Polynomial Zigzag Matrices, Dual Minimal Bases, and the Realization of Completely Singular Polynomials

Minimal bases of rational vector spaces are a well-known and important tool in systems theory. If minimal bases for two subspaces of rational $n$-space are displayed as the rows of polynomial matrices $Z_1(\lambda)_{k \times n}$ and $Z_2(\lambda)_{m \times n}$, respectively, then $Z_1$ and $Z_2$ are said to be dual minimal bases if the subspaces have complementary dimension, i.e., $k+m = n$, and $Z_1^{}(\lambda) Z_2^T(\lambda) = 0$. In other words, each $Z_j(\lambda)$ provides a minimal basis for the nullspace of the other. It has long been known that for any dual minimal bases $Z_1(\lambda)$ and $Z_2(\lambda)$, the row degree sums of $Z_1$ and $Z_2$ are the same. In this paper we show that this is the only constraint on the row degrees, thus characterizing the possible row degrees of dual minimal bases.
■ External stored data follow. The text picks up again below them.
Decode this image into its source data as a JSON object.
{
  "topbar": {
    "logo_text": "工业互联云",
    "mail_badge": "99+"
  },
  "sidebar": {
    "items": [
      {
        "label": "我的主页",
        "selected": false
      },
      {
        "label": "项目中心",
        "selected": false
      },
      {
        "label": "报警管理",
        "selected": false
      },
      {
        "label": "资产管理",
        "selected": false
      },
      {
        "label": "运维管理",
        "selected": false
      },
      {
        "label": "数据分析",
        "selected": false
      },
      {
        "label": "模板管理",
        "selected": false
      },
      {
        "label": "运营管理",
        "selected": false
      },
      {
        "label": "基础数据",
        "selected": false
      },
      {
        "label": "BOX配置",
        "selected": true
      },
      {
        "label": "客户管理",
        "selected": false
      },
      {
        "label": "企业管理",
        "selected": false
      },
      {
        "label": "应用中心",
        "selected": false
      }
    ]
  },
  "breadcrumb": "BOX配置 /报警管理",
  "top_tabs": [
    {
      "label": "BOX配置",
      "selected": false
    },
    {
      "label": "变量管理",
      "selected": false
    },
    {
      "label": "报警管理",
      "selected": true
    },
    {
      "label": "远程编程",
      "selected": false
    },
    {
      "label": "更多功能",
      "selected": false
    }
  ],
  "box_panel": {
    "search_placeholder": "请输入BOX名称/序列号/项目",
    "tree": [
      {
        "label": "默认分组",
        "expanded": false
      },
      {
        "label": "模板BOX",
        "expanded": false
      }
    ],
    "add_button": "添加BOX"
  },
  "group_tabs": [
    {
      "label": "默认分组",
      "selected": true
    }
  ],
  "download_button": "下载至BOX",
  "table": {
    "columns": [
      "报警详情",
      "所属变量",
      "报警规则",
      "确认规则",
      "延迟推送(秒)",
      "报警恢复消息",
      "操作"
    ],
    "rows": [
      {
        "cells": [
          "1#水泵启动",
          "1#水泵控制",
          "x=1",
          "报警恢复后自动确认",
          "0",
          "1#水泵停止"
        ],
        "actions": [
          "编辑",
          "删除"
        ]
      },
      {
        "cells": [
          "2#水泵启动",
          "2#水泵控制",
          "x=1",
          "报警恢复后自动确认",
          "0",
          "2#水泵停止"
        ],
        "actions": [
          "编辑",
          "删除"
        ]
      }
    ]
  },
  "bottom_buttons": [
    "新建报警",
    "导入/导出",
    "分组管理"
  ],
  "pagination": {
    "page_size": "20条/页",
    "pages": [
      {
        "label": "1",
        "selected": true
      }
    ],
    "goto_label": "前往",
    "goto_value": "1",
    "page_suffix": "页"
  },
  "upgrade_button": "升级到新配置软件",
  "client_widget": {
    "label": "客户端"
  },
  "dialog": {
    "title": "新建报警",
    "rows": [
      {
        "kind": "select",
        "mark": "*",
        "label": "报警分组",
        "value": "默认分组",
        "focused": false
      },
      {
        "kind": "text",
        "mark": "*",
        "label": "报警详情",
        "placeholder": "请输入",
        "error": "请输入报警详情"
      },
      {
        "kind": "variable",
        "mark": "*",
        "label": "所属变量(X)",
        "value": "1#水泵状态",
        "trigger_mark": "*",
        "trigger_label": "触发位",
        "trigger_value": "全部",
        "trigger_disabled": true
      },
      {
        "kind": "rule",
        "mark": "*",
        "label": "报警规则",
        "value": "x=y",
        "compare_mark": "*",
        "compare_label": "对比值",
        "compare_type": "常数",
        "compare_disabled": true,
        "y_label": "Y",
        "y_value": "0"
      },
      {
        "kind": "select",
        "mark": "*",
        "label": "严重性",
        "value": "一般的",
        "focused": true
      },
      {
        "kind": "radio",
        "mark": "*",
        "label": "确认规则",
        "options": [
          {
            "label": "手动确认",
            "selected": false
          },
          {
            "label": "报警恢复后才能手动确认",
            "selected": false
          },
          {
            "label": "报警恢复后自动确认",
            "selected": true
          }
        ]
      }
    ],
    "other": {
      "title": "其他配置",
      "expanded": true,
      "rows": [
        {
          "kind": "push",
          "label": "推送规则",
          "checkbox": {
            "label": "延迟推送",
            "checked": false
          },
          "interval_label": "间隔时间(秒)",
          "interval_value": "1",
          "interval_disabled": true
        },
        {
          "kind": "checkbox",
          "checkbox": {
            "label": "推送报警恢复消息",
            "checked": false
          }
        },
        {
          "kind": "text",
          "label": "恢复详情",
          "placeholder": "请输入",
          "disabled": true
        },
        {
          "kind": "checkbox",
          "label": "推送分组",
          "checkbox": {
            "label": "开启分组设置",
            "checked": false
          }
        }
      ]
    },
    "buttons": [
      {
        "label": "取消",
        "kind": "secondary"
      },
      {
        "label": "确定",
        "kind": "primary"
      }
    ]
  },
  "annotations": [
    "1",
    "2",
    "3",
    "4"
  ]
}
The proof is constructive, making extensive use of a new class of sparse, structured polynomial matrices that we have baptized zigzag matrices. Another application of these polynomial zigzag matrices is the constructive solution of the following inverse problem for minimal indices -- given a list of left and right minimal indices and a desired degree $d$, does there exist a completely singular matrix polynomial (i.e., a matrix polynomial with no elementary divisors whatsoever) of degree $d$ having exactly the prescribed minimal indices? We show that such a matrix polynomial exists if and only if $d$ divides the sum of the minimal indices. The constructed realization is simple, and explicitly displays the desired minimal indices in a fashion analogous to the classical Kronecker canonical form of singular pencils.